After the choice of KaOS to use the Linux kernel for this rolling distribution, it was decided the best fit for package management was pacman. Does using pacman mean a distribution is based on Arch? What about the other tools and packages used from a variety of distributions? First thing you see when booting a KaOS ISO is gfxboot, a tool from OpenSuse. Other important packages used from OpenSuse are hwinfo and imagewriter, does this make KaOS based on OpenSuse? Or the hardware database, a package from the Gentoo developers, systemd came originally from Fedora. As KaOS sees it, try to find the best available tools for this distribution and keep evaluating what comes available, and the best for this distribution will come forward.
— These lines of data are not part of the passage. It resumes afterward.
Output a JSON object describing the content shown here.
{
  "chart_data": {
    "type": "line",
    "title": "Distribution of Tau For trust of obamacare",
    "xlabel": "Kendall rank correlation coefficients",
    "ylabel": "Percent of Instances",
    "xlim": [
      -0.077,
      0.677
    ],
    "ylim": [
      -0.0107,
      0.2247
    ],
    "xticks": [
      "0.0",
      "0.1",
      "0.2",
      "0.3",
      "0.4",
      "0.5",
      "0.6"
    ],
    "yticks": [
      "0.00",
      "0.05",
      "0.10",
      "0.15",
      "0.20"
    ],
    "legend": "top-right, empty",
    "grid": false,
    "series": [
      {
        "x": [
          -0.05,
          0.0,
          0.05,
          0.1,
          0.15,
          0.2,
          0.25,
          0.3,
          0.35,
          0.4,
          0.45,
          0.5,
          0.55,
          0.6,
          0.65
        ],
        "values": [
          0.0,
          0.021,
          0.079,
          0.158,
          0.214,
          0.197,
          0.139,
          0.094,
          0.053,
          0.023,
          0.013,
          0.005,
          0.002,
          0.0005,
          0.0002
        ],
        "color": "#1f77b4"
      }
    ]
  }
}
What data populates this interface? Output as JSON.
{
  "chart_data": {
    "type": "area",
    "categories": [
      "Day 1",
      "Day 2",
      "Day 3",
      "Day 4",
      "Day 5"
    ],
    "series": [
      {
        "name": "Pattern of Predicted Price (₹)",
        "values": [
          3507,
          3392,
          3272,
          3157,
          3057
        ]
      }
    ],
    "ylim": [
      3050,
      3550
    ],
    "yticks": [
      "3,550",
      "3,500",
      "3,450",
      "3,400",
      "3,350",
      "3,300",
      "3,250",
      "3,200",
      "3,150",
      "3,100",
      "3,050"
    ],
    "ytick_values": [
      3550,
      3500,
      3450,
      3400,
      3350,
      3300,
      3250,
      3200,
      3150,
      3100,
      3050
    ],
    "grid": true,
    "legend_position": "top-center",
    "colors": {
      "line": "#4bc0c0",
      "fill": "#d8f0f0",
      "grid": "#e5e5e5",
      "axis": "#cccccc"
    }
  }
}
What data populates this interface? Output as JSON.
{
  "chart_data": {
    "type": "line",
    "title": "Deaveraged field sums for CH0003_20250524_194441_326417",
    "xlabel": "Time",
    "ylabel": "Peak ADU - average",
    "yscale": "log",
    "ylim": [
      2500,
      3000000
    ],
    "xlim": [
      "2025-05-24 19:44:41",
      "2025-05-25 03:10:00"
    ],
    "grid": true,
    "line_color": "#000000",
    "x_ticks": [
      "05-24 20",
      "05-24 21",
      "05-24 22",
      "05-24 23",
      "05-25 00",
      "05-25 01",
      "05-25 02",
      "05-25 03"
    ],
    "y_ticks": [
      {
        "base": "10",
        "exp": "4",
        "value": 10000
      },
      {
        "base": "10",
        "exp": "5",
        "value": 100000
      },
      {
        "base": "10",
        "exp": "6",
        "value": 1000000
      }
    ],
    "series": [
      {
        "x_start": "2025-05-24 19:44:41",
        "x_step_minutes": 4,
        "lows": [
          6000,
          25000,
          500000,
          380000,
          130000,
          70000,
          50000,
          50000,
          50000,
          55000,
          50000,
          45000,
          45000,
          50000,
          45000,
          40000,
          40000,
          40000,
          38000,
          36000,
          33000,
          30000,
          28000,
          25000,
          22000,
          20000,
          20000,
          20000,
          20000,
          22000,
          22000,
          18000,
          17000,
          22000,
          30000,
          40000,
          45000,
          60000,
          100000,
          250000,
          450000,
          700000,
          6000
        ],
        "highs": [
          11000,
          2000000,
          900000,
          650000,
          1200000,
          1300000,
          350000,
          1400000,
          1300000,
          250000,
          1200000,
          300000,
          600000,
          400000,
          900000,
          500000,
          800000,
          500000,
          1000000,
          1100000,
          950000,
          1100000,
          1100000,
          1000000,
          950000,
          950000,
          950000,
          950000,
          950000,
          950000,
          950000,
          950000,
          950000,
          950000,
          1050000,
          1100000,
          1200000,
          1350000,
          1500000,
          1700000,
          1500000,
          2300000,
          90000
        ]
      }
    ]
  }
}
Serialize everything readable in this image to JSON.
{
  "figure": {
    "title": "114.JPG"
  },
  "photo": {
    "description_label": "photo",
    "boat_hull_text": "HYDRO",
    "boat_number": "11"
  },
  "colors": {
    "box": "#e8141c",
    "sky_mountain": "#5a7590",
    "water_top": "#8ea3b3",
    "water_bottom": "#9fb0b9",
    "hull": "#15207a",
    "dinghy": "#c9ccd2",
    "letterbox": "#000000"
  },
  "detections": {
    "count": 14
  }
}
When stating a distribution is based on another, that means in 99% of the cases, that distribution uses the repositories of the distribution it is based on (mostly 90% plus is from upstream then, added with some repositories for specific settings). For KaOS there are no “upstream” repositories, every package in every repository is built from scratch by and for KaOS.

When comparing to any other distribution, you might want to check some of these points. KaOS is rolling, all packages. No package will be older than one year, even if no updates, it will be rebuilt, so everything integrates as good as possible. KaOS has set a clear and primary focus on packaging from the start, developing new tools (new package manager for example) are not part of the goals, neither is creating and maintaining the infrastructure for a community repository, KCP is fully using any and all that github offers to have such a repository. KaOS wants to keep all as simple as possible. Users are offered a GTK free base after the initial install, but there is no separation to use any GTK after that start.

The model used for the rolling kernel is quite different too. There are two versions available in KaOS, the stable “linux” kernel, and the latest, fully rolling “linux-next” kernel. Any new major kernel release is tested at least 6 weeks as linux-next, once the upstream update rate and amount of patches used in every update (usually around x.x.8 or above) slows down and all tests well, that linux-next version moves to be the new stable kernel.

In KaOS there are just three repositories in use, this greatly increases transparency and ease of use for the user and from a development point of view, significantly simplifies things.

Splitting of packages is held to minimum in KaOS too, with one toolkit, one DE there is no need, another way of simplifying things. Filesystem used follows mainstream Linux distributions and application development as much as possible. This means that /lib, /bin, /sbin, /usr/sbin contain regular files and binaries, these are not filled with symlinks. A move to get all those in /usr might be best in the future, but at this stage, needing thousands of symlinks to make that work is not what KaOS sees as a clean and simple solution.